L'enquête baptisée "Pandora Papers", à laquelle ont collaboré environ 600 journalistes, certains travaillant pour les titres de Tamedia, s'appuie sur quelque 11,9 millions de documents, qui proviennent de 14 sociétés de services financiers. Elle a mis au jour plus de 29'000 sociétés offshores.
Selon ces documents, le roi Abdallah II de Jordanie a créé au moins une trentaine de sociétés offshore, dans des pays ou territoires à fiscalité avantageuse. Par le biais de ces entités, il a acheté 14 propriétés de luxe aux Etats-Unis et au Royaume-Uni, pour plus de 106 millions de dollars.
Quant au Premier ministre tchèque, Andrej Babis, il a placé 22 millions de dollars dans des sociétés écrans qui ont servi à financer l'achat du château Bigaud, une grande propriété située à Mougins, dans le sud de la France.
Le président équatorien Guillermo Lasso a lui logé des fonds dans deux trusts dont le siège se trouve aux Etats-Unis, dans le Dakota du Sud.

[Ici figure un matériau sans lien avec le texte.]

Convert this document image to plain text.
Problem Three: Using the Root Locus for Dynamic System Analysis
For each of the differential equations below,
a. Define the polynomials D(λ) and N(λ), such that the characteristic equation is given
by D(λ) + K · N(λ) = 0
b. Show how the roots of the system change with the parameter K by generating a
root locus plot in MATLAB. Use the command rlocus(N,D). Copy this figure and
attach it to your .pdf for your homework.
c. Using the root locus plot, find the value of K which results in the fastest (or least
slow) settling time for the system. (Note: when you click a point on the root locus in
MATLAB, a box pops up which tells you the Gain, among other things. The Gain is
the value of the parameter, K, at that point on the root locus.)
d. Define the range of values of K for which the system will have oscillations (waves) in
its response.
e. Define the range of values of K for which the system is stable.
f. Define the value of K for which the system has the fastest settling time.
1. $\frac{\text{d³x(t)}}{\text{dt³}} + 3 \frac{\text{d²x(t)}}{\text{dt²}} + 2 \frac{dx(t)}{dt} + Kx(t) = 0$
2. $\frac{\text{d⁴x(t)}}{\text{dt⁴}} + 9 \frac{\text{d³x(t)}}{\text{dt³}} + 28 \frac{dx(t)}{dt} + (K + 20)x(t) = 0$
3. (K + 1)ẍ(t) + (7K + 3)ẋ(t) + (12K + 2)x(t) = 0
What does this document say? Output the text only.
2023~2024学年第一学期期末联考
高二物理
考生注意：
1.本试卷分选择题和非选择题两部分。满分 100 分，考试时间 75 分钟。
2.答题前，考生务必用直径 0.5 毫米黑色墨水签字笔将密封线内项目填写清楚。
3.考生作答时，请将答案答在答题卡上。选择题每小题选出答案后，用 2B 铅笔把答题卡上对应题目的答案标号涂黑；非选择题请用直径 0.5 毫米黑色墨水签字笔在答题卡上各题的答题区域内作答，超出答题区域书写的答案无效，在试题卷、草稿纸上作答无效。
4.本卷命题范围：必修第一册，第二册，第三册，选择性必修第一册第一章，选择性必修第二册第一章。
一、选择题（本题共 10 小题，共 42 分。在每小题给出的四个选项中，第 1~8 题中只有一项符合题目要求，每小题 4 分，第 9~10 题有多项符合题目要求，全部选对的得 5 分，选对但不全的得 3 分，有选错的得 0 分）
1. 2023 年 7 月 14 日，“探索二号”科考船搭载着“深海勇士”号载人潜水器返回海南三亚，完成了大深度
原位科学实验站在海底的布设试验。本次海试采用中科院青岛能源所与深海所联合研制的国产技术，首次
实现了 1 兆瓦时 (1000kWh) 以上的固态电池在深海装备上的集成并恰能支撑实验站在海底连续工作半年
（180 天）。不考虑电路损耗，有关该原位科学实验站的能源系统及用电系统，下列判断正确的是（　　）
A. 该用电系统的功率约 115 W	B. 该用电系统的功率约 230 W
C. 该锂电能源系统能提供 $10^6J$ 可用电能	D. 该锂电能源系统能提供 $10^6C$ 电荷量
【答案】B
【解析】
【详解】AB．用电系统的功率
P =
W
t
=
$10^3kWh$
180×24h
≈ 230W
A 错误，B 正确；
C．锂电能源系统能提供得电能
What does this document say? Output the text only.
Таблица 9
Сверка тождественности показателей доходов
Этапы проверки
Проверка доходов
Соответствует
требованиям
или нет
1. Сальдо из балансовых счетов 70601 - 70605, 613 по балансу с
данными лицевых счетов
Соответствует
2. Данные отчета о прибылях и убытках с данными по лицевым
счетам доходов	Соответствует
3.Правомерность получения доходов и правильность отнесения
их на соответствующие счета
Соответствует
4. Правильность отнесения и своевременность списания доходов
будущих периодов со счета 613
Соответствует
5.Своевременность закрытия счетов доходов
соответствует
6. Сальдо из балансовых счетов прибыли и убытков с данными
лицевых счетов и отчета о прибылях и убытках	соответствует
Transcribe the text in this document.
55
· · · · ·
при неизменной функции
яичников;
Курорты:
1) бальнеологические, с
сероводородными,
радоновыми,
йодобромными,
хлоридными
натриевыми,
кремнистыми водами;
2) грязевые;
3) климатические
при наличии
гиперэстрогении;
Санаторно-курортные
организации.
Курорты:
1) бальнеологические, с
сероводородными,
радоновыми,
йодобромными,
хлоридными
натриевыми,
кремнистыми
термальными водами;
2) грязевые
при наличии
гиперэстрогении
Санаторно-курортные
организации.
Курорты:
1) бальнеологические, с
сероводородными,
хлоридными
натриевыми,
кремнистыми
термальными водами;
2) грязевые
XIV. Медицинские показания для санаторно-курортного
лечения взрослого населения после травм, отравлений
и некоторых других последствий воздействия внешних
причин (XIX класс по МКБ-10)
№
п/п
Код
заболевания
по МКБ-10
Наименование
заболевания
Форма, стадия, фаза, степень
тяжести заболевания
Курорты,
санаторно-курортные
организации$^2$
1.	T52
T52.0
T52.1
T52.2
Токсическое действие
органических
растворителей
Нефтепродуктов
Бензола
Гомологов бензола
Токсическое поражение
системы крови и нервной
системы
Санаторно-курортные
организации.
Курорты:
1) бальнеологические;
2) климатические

Un total de 336 dirigeants
Au total, des liens ont été établis par le Consortium international des journalistes d'investigation (ICIJ) entre des actifs offshore et 336 dirigeants et responsables politiques de premier plan, qui ont créé près de 1000 sociétés, dont plus des deux tiers aux Iles Vierges britanniques.
Parmi les personnalités exposées, se trouvent également la chanteuse colombienne Shakira, le mannequin allemand Claudia Schiffer ou la légende indienne du cricket Sachin Tendulkar. Apparaissent aussi les noms de l'ancien Premier ministre britannique Tony Blair, qui a réalisé l'achat d'un bien immobilier à Londres par le biais d'une société à l'étranger, et de l'ancien ministre français Dominique Strauss-Kahn.
L'ancien directeur général du Fonds monétaire international (FMI) a fait transiter plusieurs millions de dollars d'honoraires de conseil à des entreprises par une société marocaine exempte d'impôts, selon les documents examinés par l'ICIJ.
Très souvent légal
Dans la plupart des pays, ces faits ne sont pas susceptibles de poursuites, mais dans le cas des dirigeants, l'ICIJ met en parallèle le discours anti-corruption tenu par certains d'entre eux avec leurs placements dans des paradis fiscaux.
Le président kényan Uhuru Kenyatta a ainsi maintes fois affirmé sa détermination à lutter contre la corruption dans son pays et à obliger les officiels kényans à la transparence quant à leur patrimoine. Pourtant, selon le volet des "Pandora Papers" qui lui est consacré, le chef de l'Etat kényan possède une fondation au Panama, et plusieurs membres de sa famille directe possèdent plus de 30 millions de dollars logés dans des comptes offshore.
Créé en 1997 par le Centre américain pour l'intégrité publique, l'ICIJ est devenu une entité indépendante en 2017. Son réseau compte 280 journalistes d'investigation dans plus de 100 pays et territoires, ainsi que quelque 100 médias partenaires.
Le consortium s'est fait connaître, début avril 2016, avec la publication des "Panama Papers", une enquête appuyée sur quelque 11,5 millions de documents provenant d'un cabinet d'avocats panaméen.
agences/iar
Accusations rejetées par les dirigeants concernés
Plusieurs pays et dirigeants ont rejeté lundi les révélations du Consortium international des journalistes d'investigation.
En Jordanie, le Palais royal a déclaré lundi que ces "informations de presse sont inexactes, déformées et exagérées" et qu'elles constituent une "menace pour la sécurité du monarque et celle de sa famille".
Mis en cause également, le Kremlin a rejeté lundi des "allégations infondées". Selon l'ICIJ, Svetlana Krivonogikh, une femme présentée par des médias russes comme une ex-maîtresse du président Vladimir Poutine, a acquis en 2003 un appartement pour quatre millions de dollars à Monaco via des comptes offshore. D'autres proches du président sont également cités.
Le Premier ministre ivoirien Patrick Achi, qui contrôlait une société aux Bahamas jusqu'au moins 2006 selon l'enquête, a démenti lundi toute "action illicite".
Dimanche déjà, le Premier ministre tchèque, Andrej Babis, s'était défendu d'avoir placé 22 millions de dollars dans des sociétés écran pour financer l'achat du château Bigaud, une grande propriété à Mougins dans le sud de la France.
Le président équatorien, Guillermo Lasso, a de son côté assuré via un communiqué que tous ses "investissements réalisés en Equateur et à l'étranger se sont toujours faits dans le cadre de la loi".